The banality of it all would be enough to put you to sleep had Montgomery not made himself into the center of what would otherwise not have been a story at all.
DeSantis’s team did help to make it into a national story when Alex Lanfranconi, communications director for Florida’s Department of Education, captured a screenshot of Montgomery’s emailed reply, tweeted it out, and said simply that this was the response he had received from Axios’s reporter. That’s it.
The Washington Post alluded to the hostility Lanfranconi has engendered among reporters by “questioning their work,” and insinuating that reporters who question the governor’s initiatives are “endorsing porn in elementary schools.” It’s provocative and antagonistic stuff. Of course, that is the goal. The governor has cultivated an antagonistic relationship with mainstream political media to advance his political prospects within the Republican Party. When media is antagonistic back, his efforts have had their desired effect.
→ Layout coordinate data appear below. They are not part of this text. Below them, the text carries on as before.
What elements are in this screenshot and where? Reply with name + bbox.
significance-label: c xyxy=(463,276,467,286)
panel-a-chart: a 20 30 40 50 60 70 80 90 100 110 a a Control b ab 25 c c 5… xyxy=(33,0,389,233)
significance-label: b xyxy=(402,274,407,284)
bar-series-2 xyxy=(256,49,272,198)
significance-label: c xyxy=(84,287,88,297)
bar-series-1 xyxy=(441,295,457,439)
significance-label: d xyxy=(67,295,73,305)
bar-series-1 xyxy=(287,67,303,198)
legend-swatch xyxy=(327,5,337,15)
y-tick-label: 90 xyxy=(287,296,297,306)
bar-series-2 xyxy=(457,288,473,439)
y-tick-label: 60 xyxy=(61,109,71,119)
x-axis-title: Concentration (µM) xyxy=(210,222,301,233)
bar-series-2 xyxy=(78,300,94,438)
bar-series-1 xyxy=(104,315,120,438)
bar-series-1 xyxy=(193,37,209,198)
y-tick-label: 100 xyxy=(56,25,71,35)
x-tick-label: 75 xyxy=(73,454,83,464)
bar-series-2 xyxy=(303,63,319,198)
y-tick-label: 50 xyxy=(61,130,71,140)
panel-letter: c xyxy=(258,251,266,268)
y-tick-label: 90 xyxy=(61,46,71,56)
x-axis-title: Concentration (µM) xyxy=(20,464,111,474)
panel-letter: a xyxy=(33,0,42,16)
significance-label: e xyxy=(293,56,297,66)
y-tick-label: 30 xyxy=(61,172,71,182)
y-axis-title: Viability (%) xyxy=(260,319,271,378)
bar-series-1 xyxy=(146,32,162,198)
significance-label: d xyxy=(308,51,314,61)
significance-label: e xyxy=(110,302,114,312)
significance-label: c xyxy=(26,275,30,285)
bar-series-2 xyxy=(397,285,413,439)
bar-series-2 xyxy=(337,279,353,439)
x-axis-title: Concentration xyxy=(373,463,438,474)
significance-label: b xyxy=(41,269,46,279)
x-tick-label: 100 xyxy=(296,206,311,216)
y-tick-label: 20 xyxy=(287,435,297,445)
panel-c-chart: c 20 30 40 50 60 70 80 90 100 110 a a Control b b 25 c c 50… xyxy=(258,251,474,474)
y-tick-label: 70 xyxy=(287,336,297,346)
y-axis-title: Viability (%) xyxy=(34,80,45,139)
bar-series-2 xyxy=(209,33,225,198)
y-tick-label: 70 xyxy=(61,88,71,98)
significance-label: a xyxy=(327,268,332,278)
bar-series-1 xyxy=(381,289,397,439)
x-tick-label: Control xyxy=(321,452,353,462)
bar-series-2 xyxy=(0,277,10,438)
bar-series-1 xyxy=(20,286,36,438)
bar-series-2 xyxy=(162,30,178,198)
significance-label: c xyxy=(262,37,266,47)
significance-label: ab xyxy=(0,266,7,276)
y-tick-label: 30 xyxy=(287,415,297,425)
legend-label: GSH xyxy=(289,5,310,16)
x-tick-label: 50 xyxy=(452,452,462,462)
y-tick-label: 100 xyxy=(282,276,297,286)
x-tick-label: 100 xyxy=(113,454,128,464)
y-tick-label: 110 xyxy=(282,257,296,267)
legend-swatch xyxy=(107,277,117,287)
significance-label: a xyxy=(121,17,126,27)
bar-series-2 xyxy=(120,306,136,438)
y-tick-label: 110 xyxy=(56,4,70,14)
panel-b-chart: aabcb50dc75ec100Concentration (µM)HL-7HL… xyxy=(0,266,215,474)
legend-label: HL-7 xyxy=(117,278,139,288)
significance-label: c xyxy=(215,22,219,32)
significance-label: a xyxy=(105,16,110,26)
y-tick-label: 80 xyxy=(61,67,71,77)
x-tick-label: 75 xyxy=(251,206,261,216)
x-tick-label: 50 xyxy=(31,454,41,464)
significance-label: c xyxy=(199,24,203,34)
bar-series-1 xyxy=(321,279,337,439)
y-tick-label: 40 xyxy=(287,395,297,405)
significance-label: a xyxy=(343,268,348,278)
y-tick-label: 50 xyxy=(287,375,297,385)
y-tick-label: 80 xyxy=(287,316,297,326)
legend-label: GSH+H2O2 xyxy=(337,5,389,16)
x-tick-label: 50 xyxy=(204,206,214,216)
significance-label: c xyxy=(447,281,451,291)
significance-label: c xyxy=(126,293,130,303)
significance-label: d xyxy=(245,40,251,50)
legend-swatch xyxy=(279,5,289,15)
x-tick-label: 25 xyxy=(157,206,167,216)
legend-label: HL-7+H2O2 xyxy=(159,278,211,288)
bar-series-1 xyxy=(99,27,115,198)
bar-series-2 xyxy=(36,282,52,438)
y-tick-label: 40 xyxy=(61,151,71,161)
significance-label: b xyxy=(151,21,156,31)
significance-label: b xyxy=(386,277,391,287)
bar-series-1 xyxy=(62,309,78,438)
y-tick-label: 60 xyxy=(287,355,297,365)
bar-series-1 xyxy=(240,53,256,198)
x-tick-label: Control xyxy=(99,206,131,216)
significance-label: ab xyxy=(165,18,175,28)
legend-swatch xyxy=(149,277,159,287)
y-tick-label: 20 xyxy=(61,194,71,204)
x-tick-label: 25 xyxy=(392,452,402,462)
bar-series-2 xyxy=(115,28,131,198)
So, given all this rallying around Montgomery, you might wonder why Axios let this reporter go in the first place. According to Montgomery, the termination phone call he received from Jamie Stockwell, executive editor of Axios Local, sounded to him like she was “reading from a script.” Whether Stockwell was a hostage at the time, we may never know. But her rationale for the move, according to Montgomery, was that he had “irreparably tarnished” his reputation “in the Tampa Bay area.” Maybe that’s excessive, but Montgomery may have sacrificed some level of access to DeSantis’s administration and his inner circle, which limits his utility to his employer. Perhaps his role would be better occupied by a reporter more inclined to preserve that access.
Again, the crushing mundanity of all this would be oppressive but for the scene-chewing theatrics of all this story’s players.
What we have here is an account of a journalist who was triggered, overreacted, sacrificed some of his value to his employer, and suffered professional consequences as a result. It’s also a story of a potential presidential aspirant leveraging that event to generate headlines for what would otherwise have been just another press release about a months-old initiative. The effort by Montgomery and his boosters in the press to transform it into a martyrological morality play is a transparent attempt by all involved to secure maximum political advantage from an event that would have passed unnoticed in the absence of these hysterics.
We must assume that the authors of this tale wanted it to be received as a tragedy. It turned out to be a farce.